I like writing Australian stories in lots of details, with interesting places and landmarks featured.
Non Aussies seem to like that, when we write our own sense of place, and give them a feel for an English speaking society that's not English or North American. Most readers manage to cope with the different turns of phrase, and even @SimonDoom can cope with proper English spelling, you know: colour, labour, aluminium. The Labor Party confuses the fuck out of them though ;).
 
I have been on that road. One thing to note vis-a-vis your story - very little truck traffic. I don't recall any the two times we traversed it. The problem with that stretch of 50 is hinted in the picture you linked to - the mountain range in the distance. There are four (IIRC) such ranges to traverse, the approaches are steep, and a couple are twisty. I specifically recall dealing with somebody towing a large camping trailer up one of the grades and they were struggling; there was no opportunity to safely pass until the summit. A straight truck like you wrote would be hard enough, it would be a brutal drive in an 18-wheeler.
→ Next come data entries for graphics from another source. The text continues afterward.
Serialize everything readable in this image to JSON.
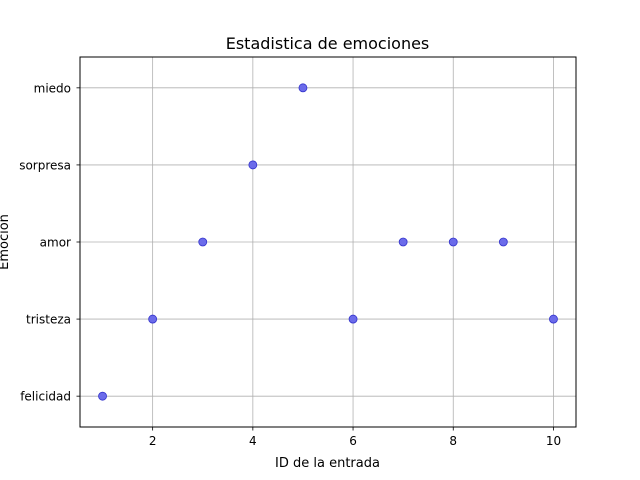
{
  "chart_data": {
    "type": "scatter",
    "title": "Estadistica de emociones",
    "xlabel": "ID de la entrada",
    "ylabel": "Emoción",
    "xlim": [
      0.55,
      10.45
    ],
    "x_ticks": [
      2,
      4,
      6,
      8,
      10
    ],
    "categories": [
      "felicidad",
      "tristeza",
      "amor",
      "sorpresa",
      "miedo"
    ],
    "grid": true,
    "marker_color": "#6b6bea",
    "marker_edge_color": "#3333cc",
    "points": [
      {
        "x": 1,
        "y": "felicidad"
      },
      {
        "x": 2,
        "y": "tristeza"
      },
      {
        "x": 3,
        "y": "amor"
      },
      {
        "x": 4,
        "y": "sorpresa"
      },
      {
        "x": 5,
        "y": "miedo"
      },
      {
        "x": 6,
        "y": "tristeza"
      },
      {
        "x": 7,
        "y": "amor"
      },
      {
        "x": 8,
        "y": "amor"
      },
      {
        "x": 9,
        "y": "amor"
      },
      {
        "x": 10,
        "y": "tristeza"
      }
    ]
  }
}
We, however, had our fun in the isolation. She offered to "take a walk", if you know what I mean. Must have hiked a half-mile, only getting back in the car to cool off.
I remember deciding early on that a tractor-trailer was wrong for the story, mainly because Marion came to the job later in life and she didn't want to deal with the complexities of a driving a big truck. It's not specified whether she has been on that route before, but she she seems to know something about it. I assume she got the truck to Provo okay. It's also implied that she probably stayed in a motel with the stepson there, so perhaps they went back the next day on the Interstate.